En Belgique, Infrabel, le gestionnaire de l’infrastructure ferroviaire, a confié à Cegelec IMCS la réalisation d’un système de vérification des relevés topographiques ferroviaires. Le projet Hyperion optimisera la sécurité des trains.

Afin de sécuriser davantage le réseau ferroviaire et la circulation des trains, l’Europe s’est dotée du système ETCS (European Train Control System). La Belgique fait partie des premiers pays qui ont appliqué cette norme de signalisation et de contrôle de la vitesse des trains. Pour chaque train, l’ETCS calcule une vitesse maximale qui s’affiche en permanence sur le tableau de bord du conducteur. En cas de non-respect de cette information, un système embarqué prend le contrôle du train pour réduire la vitesse.

Ce système s’appuie sur les équipements au sol qui dialoguent avec un dispositif embarqué dans le train. Son haut niveau de fiabilité est dépendant de la précision des données qui vont permettre de calculer la vitesse du train en fonction de sa localisation instantanée.

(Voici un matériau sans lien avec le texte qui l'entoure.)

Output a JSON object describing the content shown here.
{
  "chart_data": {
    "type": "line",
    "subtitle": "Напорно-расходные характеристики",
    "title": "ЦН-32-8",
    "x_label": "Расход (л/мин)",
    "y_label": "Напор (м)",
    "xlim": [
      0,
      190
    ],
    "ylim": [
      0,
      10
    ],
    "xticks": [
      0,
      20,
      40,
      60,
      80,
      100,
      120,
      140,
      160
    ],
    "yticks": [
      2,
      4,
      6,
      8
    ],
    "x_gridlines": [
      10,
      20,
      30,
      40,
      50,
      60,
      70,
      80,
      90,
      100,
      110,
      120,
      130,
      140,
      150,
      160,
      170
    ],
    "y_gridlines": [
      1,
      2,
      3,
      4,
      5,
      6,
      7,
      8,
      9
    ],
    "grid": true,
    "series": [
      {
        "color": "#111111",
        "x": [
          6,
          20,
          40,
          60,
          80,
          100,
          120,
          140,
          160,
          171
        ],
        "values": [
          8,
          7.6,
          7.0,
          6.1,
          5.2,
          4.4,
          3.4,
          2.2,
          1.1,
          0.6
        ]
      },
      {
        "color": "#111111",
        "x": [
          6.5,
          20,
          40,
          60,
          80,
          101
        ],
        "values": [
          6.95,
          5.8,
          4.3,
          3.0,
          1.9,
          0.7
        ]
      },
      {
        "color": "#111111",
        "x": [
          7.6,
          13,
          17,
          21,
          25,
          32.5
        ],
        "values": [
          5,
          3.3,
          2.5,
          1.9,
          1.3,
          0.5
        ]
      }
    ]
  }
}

C’est la raison pour laquelle la conception d’un système ETCS pour un parcours donné est une phase critique.

« Notre système d’acquisition des données va au-delà des prérequis d’Infrabel : réaliser l’enregistrement avec un train roulant à 120 km/h et garantir une précision de moins de 1 m. »

En Belgique, le gestionnaire du réseau ferroviaire, Infrabel, a confié à Cegelec IMCS (Industrial Measurers & Control Systems) la réalisation d’un outil de validation des données topographiques qui seront entrées dans l’ordinateur de bord des trains.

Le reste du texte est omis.